Oireachtas Joint and Select Committees
Thursday, 7 July 2016
Public Accounts Committee
Work Programme
9:00 am
Mr. Seamus McCarthy:
The accounts of the central fund of the Exchequer are called the finance accounts. They are produced by the Department of Finance. My personal view, and this is something I have recommended, is that the finance accounts could be expanded and improved but it is a matter for Committee of Public Accounts to engage with the Department of Finance on that. The format of accounts generally in the pubic sector is a matter for the line Minister and the Minister for Public Expenditure and Reform. I cannot decide that the structure and the level of disclosures in a set of financial statements should be different. I have to work within the framework that is set by the relevant Ministers. It is within the competency and the remit of the committee to look at the financial statements and to form a view, if the members are so minded, that those financial statements do not cover all of the information they think is appropriate to be in the public domain. Were they look at the finance accounts the next time they appear before the committee, if they were to step back from them and consider them in terms of the level of information they give, they could ask if that the kind of information that needs to be in the public domain and what would they, as members of the committee, wish to recommend be changed. They would then get a response from the relevant Minister.

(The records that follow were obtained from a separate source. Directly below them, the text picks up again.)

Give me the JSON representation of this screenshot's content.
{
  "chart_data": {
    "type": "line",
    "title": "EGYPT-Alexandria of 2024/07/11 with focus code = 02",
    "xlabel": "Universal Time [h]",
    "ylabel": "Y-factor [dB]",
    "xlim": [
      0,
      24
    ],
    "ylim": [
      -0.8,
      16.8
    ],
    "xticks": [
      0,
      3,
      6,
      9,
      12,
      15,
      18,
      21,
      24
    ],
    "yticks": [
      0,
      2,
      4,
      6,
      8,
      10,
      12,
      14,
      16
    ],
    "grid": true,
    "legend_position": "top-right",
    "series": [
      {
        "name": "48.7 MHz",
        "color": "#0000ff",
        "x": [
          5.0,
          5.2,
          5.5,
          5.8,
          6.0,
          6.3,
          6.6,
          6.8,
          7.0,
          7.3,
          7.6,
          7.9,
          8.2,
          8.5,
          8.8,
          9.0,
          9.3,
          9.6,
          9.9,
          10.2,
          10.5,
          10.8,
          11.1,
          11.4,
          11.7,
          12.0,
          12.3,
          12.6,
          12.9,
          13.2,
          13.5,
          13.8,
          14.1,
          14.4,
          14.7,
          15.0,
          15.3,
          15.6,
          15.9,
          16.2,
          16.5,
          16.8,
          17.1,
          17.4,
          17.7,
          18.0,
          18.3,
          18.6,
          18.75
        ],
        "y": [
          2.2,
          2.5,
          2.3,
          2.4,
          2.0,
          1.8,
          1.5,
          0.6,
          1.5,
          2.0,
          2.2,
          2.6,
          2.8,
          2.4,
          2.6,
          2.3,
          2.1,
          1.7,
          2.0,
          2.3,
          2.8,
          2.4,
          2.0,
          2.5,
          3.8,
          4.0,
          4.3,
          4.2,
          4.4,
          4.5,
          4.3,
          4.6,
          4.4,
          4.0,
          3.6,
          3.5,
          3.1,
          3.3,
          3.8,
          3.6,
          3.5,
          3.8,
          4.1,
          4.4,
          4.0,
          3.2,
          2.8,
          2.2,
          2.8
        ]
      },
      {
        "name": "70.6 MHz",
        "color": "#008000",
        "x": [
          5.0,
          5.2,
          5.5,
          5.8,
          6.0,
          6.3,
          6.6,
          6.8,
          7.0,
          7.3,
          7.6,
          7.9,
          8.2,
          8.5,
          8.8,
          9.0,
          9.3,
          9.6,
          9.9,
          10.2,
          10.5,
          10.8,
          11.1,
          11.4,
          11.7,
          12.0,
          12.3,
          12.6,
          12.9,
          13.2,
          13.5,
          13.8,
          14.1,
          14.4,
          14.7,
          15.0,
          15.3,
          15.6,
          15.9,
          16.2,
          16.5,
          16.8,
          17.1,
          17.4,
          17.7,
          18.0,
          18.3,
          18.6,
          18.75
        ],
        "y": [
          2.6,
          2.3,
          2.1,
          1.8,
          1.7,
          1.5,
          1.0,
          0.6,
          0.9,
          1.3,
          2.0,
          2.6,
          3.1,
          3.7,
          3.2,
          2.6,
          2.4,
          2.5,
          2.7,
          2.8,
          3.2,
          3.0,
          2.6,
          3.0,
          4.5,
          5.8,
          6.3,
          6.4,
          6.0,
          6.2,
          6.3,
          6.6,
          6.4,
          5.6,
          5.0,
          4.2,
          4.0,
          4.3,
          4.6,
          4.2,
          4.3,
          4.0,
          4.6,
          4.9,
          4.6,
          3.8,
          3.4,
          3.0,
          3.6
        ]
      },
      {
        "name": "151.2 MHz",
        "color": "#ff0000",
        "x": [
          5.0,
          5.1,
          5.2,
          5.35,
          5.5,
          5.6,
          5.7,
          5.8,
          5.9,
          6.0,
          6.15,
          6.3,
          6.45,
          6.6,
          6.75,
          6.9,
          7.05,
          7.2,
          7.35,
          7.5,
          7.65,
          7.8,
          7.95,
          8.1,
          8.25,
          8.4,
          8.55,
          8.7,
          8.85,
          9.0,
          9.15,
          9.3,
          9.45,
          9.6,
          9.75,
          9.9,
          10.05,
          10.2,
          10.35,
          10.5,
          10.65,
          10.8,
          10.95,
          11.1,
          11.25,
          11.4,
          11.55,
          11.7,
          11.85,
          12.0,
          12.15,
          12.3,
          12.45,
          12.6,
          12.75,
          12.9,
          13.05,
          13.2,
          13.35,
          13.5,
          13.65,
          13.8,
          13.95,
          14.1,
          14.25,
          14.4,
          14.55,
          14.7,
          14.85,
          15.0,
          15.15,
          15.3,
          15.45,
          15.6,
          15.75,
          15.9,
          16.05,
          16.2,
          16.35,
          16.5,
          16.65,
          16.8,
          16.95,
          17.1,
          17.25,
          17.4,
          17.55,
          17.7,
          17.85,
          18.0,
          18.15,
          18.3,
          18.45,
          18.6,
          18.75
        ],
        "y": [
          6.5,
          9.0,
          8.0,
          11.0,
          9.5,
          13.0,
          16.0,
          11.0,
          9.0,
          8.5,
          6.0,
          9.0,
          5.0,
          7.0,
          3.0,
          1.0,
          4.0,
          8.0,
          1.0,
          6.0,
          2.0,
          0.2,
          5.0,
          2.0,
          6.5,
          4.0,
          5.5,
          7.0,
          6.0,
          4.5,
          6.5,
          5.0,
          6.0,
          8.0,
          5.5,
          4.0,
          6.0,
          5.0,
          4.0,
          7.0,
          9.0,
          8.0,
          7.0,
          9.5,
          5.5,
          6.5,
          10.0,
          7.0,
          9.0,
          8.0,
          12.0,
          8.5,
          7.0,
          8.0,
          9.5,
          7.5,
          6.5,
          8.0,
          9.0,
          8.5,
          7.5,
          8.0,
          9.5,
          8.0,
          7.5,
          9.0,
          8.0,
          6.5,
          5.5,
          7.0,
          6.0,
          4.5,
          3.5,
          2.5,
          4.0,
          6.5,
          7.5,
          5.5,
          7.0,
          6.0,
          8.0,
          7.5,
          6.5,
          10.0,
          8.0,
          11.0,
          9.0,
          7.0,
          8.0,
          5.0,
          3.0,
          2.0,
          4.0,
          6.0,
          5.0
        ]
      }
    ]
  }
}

Just to give an example, the finance accounts are a cash account and do not have a balance sheet so the liabilities and the assets of the State are not presented in the account of the Central Fund of the Exchequer. The committee may decide it would like to see that and there would be a job of work involved in compiling it. Back in 2012 or 2013, the IMF came in and had a look at the form of accounting and the structures for accounting and made recommendations about the necessity for a whole-of-government account and, if one likes, a more comprehensive view than the finance accounts give. A project has commenced on that and I reported on it when it was starting out. I envisage a further report giving a progress report on that project, which will come to the committee, probably not this year but perhaps next year. It is a line of questioning and Deputies do not have to wait for a report. Given that the project is under way, they could engage with the Secretary General of the Department of Finance on that when he appears.